- Theatrical release poster
- Directed by: Mervyn LeRoy
- Screenplay by: Robert Lord Raymond Griffith Ray Enright
- Starring: Joe E. Brown Dorothy Lee Ruth Hall Edward Woods Edward Nugent Wade Boteler
- Cinematography: Sol Polito
- Edited by: Jack Killifer
- Production company: First National Pictures
- Distributed by: Warner Bros. Pictures
- Release date: November 27, 1931;
- Running time: 68 minutes
- Country: United States
- Language: English
- Budget: $310,000
- Box office: $643,000

= Local Boy Makes Good =

1931 film

Local Boy Makes Good is a 1931 American Pre-Code comedy film directed by Mervyn LeRoy and written by Robert Lord, Raymond Griffith and Ray Enright. The film stars Joe E. Brown, Dorothy Lee, Ruth Hall, Edward Woods, Edward Nugent and Wade Boteler. The film was released by Warner Bros. Pictures on November 27, 1931.

==Plot==
Sheepish bookstore employee John Miller has become infatuated with a college girl, Julia Winters, he has never met. His love letters to her are accidentally mailed, so Julia comes to visit, under the mistaken impression John is a college track star.

While co-worker Marjorie helps continue his deception, John tries to join the school's team. His wild javelin throw nearly kills other athletes, who chase him off the field. The college's coach is amazed at how fast John can run.

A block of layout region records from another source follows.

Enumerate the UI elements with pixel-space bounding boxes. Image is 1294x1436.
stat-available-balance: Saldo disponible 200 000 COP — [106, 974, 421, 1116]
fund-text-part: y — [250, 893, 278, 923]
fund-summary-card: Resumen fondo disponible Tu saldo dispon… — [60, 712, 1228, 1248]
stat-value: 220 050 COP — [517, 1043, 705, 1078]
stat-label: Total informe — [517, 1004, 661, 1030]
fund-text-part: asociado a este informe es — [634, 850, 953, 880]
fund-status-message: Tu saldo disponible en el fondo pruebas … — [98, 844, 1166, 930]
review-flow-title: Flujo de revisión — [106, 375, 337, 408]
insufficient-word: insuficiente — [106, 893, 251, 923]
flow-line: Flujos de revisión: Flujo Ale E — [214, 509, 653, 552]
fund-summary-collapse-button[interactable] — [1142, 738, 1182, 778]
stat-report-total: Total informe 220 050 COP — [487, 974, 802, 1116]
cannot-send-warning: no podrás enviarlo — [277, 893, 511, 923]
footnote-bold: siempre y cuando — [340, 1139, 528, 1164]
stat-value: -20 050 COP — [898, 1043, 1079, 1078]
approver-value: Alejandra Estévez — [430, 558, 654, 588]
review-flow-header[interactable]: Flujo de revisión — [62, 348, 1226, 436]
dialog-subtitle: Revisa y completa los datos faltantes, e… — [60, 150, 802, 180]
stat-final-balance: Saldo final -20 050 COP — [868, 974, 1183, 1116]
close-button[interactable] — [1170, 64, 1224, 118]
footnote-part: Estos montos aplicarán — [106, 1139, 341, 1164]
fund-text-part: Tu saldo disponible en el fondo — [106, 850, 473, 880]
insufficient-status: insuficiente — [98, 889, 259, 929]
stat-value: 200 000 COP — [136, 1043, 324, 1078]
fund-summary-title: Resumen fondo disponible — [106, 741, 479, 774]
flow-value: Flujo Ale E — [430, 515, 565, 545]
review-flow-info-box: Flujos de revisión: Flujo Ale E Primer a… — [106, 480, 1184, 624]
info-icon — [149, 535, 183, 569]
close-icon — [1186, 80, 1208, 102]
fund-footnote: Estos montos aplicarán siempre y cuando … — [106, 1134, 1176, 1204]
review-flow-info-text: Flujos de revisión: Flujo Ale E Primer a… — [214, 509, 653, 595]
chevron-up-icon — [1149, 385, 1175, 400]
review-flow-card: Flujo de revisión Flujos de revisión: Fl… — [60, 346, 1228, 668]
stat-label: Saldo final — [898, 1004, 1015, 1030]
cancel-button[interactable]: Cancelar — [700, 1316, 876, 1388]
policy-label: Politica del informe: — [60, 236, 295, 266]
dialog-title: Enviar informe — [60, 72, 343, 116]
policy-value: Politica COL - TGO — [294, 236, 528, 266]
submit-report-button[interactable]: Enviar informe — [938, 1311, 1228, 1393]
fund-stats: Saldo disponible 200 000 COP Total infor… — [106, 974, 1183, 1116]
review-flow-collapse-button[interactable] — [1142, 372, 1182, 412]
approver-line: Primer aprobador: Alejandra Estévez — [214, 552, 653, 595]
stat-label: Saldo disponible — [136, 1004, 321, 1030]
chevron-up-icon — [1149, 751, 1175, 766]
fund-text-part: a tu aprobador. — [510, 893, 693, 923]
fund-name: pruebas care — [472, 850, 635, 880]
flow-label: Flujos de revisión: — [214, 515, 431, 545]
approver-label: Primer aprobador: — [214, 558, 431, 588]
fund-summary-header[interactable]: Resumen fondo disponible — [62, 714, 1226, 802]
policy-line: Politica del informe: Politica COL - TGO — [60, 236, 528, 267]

Julia figures out she's been had. A psychology student, she analyzes John as a boy with an inferiority complex. After the coach finds John and invites him to run, Julia persuades him to race against her old boyfriend, Spike Hoyt, a star athlete and a bully. Majorie eventually talks John into it, even getting him drunk enough to do it.

== Cast ==
- Joe E. Brown as John Augustus Miller
- Dorothy Lee as Julia Winters
- Ruth Hall as Marjorie Blake
- Edward Woods as Spike Hoyt
- Edward Nugent as Wally Pierce
- Wade Boteler as Doc
- John Harrington as Coach Jackson
- William Burress as Colonel Small

==Box office==
According to Warner Bros records the film earned $500,000 domestically and $143,000 foreign.

==Preservation status==
- A print is housed in the Library of Congress collection.